Chris Rader / Photo by Robin May

That's been the premise behind Rader Solutions' key mission of providing high-level technical support to mid-sized companies, serving as each of their clients' entire IT department since Rader founded his business in 1998.

Rader and his staff of 12 - 15 employees manage IT systems for more than 150 mid-sized companies, typically adding one new client a week. Roughly half of his clientele is based in Louisiana while the other half is spread out nationwide.

"We have ungeeked IT support," Rader says. "I don't talk in real technical terms. Our customers feel like we're right next to them when we're on the phone."

A New Iberia native and Lafayette resident, Rader grew up around his family's lumber business. He later studied computer information systems at Spring Hill College in Mobile, Ala., then obtained an MBA from Vanderbilt University and combined his skills by installing software in lumber yards for several years.

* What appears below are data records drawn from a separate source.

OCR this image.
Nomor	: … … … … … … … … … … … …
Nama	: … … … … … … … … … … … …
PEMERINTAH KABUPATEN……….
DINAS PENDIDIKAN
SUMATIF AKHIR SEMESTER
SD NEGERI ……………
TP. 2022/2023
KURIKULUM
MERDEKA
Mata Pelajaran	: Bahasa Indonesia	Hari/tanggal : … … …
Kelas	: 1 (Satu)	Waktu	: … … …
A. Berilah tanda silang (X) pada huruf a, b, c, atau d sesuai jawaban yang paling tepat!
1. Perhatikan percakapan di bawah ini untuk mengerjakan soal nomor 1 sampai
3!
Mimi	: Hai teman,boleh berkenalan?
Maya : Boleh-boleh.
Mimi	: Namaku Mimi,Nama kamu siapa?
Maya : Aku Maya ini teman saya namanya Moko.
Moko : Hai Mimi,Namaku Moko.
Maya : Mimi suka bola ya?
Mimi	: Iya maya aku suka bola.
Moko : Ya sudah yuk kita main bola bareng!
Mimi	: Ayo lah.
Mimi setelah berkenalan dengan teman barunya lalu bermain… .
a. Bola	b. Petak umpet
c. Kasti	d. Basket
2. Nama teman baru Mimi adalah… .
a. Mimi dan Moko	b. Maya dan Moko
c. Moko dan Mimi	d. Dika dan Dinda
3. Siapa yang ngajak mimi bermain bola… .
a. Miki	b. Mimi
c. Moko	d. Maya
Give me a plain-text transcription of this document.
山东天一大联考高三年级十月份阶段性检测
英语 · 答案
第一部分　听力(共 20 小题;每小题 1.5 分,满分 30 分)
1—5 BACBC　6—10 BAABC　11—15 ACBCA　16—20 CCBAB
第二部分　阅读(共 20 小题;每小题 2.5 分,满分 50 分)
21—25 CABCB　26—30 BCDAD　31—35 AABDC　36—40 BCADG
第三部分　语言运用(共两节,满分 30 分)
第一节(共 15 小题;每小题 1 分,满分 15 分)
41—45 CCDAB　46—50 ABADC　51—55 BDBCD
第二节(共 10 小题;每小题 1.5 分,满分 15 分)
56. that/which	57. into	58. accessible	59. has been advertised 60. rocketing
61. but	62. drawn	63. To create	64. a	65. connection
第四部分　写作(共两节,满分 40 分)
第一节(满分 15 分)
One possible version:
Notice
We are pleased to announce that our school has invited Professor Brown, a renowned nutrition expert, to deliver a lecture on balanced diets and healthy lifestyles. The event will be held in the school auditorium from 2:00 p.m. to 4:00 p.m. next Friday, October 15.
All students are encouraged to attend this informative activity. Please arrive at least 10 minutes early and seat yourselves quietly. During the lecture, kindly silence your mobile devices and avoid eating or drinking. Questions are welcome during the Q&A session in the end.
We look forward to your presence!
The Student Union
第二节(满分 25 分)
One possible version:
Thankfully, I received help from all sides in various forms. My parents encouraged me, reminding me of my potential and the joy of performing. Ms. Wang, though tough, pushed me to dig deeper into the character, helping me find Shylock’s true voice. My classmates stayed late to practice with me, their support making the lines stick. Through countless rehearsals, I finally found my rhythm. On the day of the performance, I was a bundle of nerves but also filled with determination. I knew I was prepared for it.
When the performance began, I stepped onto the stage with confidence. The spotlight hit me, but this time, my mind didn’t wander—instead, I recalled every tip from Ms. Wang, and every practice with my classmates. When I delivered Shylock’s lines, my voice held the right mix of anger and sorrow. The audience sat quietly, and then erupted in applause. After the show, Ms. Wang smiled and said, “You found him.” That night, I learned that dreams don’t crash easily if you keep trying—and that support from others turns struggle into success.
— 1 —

He credits the success of his company to the "solid and robust infrastructure" the business has been building for the past 15 years. With a private cloud system that Rader's company created seven years ago, "we've leveraged [our resources] so that we're able to respond quicker than other IT companies."

"Overnight is not enough anymore," Rader says. "When customers make acquisitions, we execute quickly and have strong relationships nationwide."

Today, his client list ranges from construction and building companies to the health care and oil and gas sectors. Clients can reach Rader by phone morning or night, as the company offers extended business hours of 6:30 a.m. to 5:30 p.m. and year-round, 24-hour a day on-call availability.

As Opportunity Machine Executive Director Bob Miller puts it, to be a true entrepreneur, "you have to be a visionary."

"You have to absolutely love what you're doing and know the value of people," Miller says. "Be able to balance finance with the need to create. Love solving problems. Be able to change the path of your company based on what you find while you're working with customers to develop the product. Be persistent and not willing to be stop just because people tell you it won't work."

Rader Solutions also provides donations in the form of IT support to several area nonprofits, including the Lafayette Community Health Care Clinic, the Miles Perret Cancer Center and the Community Foundation of Acadiana.

"We spend a lot of time giving back to the community," says Rader, who also serves on the board of Sacred Heart Academy in Grand Coteau. "We treat out people right, offer free lunch to employees, full benefits and profit sharing. A lot of kids coming out of college don't have opportunities for that. At the end of the day the only reason we succeed is because of the people that work with me. It's all about them."